While a male was feeding not too far from my open window, a female flew in toward him. (Adult females lack the black “mustache” mark.) He raised his head and spread his tail a bit when she arrived, but then returned to feeding. She apparently decided that spot belonged to him and flew off.
Usually, I have a lot of Common Grackles by now, but so far this year I’ve had just three at the most. Instead, I’ve been getting a flock of about 25 Rusty Blackbirds.
Their delicate build belies their hardiness, breeding in swamps and tundra wetlands throughout Canada and Alaska. Their population dropped precipitously—at least 75 percent—between about 1966 and 2019. The causes are not straightforward but most assuredly include warmer temperatures drying up some of their nesting bogs and swamps and changing vegetation patterns. Also, in the agricultural states where they winter, the mixed blackbird flocks they join are often poisoned by farmers.

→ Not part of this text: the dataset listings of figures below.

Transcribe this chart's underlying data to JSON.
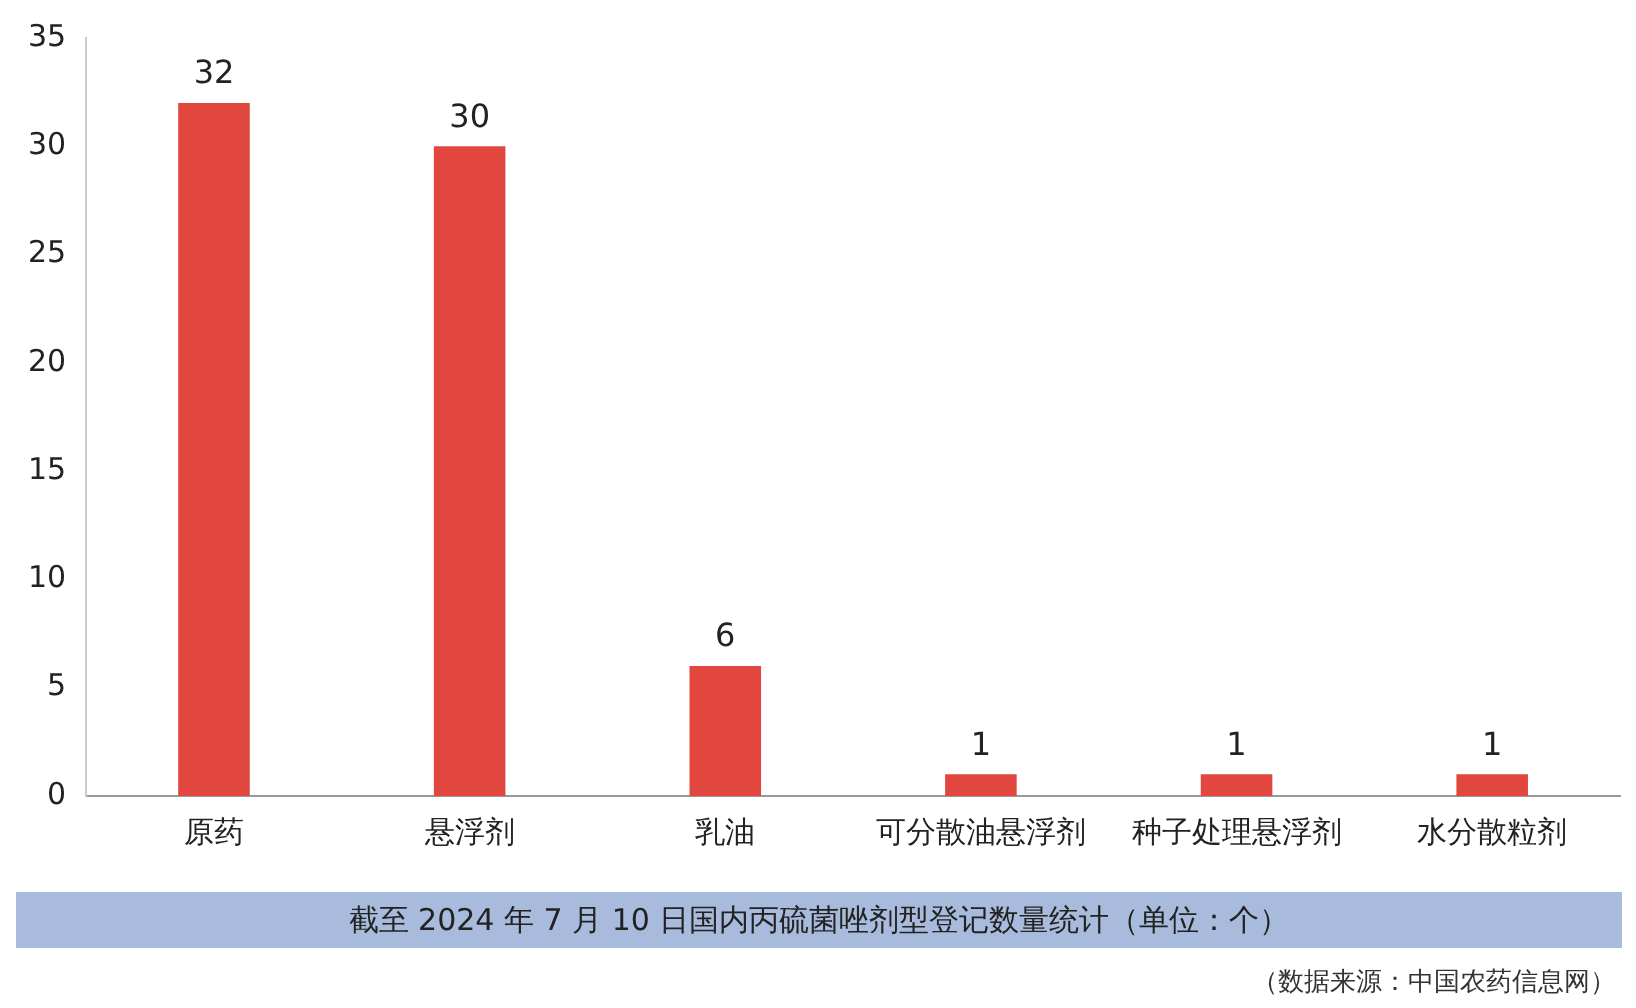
{
  "chart_data": {
    "type": "bar",
    "title": "截至 2024 年 7 月 10 日国内丙硫菌唑剂型登记数量统计（单位：个）",
    "categories": [
      "原药",
      "悬浮剂",
      "乳油",
      "可分散油悬浮剂",
      "种子处理悬浮剂",
      "水分散粒剂"
    ],
    "values": [
      32,
      30,
      6,
      1,
      1,
      1
    ],
    "color": "#e2473f",
    "ylim": [
      0,
      35
    ],
    "yticks": [
      0,
      5,
      10,
      15,
      20,
      25,
      30,
      35
    ],
    "grid": false,
    "data_labels": true,
    "annotations": [
      "（数据来源：中国农药信息网）"
    ]
  }
}
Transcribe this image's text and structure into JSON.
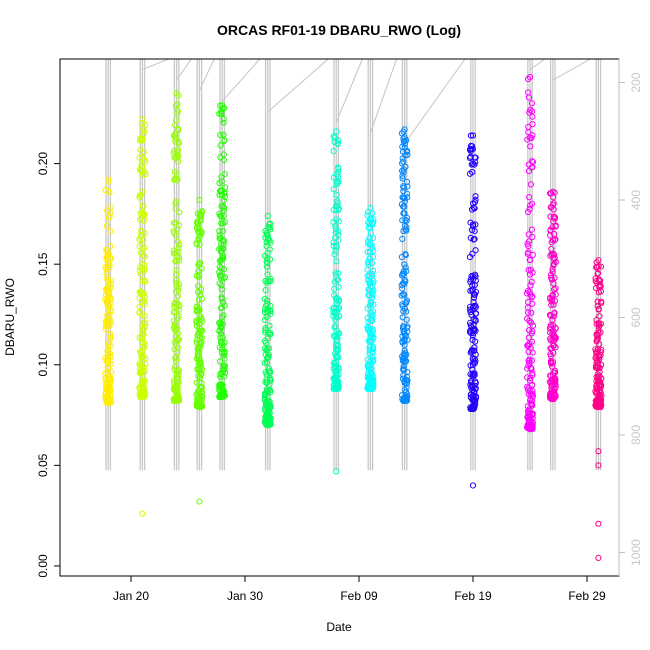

In all my years living in Duluth, I’ve never had more than two or three Rusty Blackbirds at a time before, but like many birds, their migration concentrates along Lake Superior and they associate in flocks, so my seeing two dozen is hardly evidence of a sudden population surge. Nevertheless, seeing so many more than usual feels hopeful.
Fox Sparrows are the birds singing most right now, but I’m seeing an order of magnitude more juncos. Last week an aberrant one with a lot of white on the head and face mingled with the others.
(In ornithology classes in the mid-1970s, I learned that type of patchwork plumage was called “partial albinism,” but currently ornithologists seem to be calling any odd paler-than-normal, patchy white, or even fully white birds the catch-all term “leucistic.”)
With the pandemic, I spent the past three springs rooted to home, and needing to do something new, I started making bird sound recordings in my backyard. This month we’ve had so many windy days that I haven’t set out my recorder much, but on Tuesday, I did and got some great Fox Sparrow and Rusty Blackbird sounds. Two flickers were hanging around near my recorder, but were too busy searching for food to call.
For me, listening to my sound recordings immerses my memory more fully back into a place and time than seeing my photographs. The recording I did on the 18th will remain a treasure that I can listen to whenever I’m hungry for a yard full of exciting migrants. I haven’t finished editing the 4-hour recording to delete car, plane, and dog noise, but I did post a nice 14-minute snippet here. That and quite a few of my favorite long recordings for pleasant listening are posted here, where anyone can download them. I don’t earn money for my bird recordings, but then, birds never get compensated for their talents, either.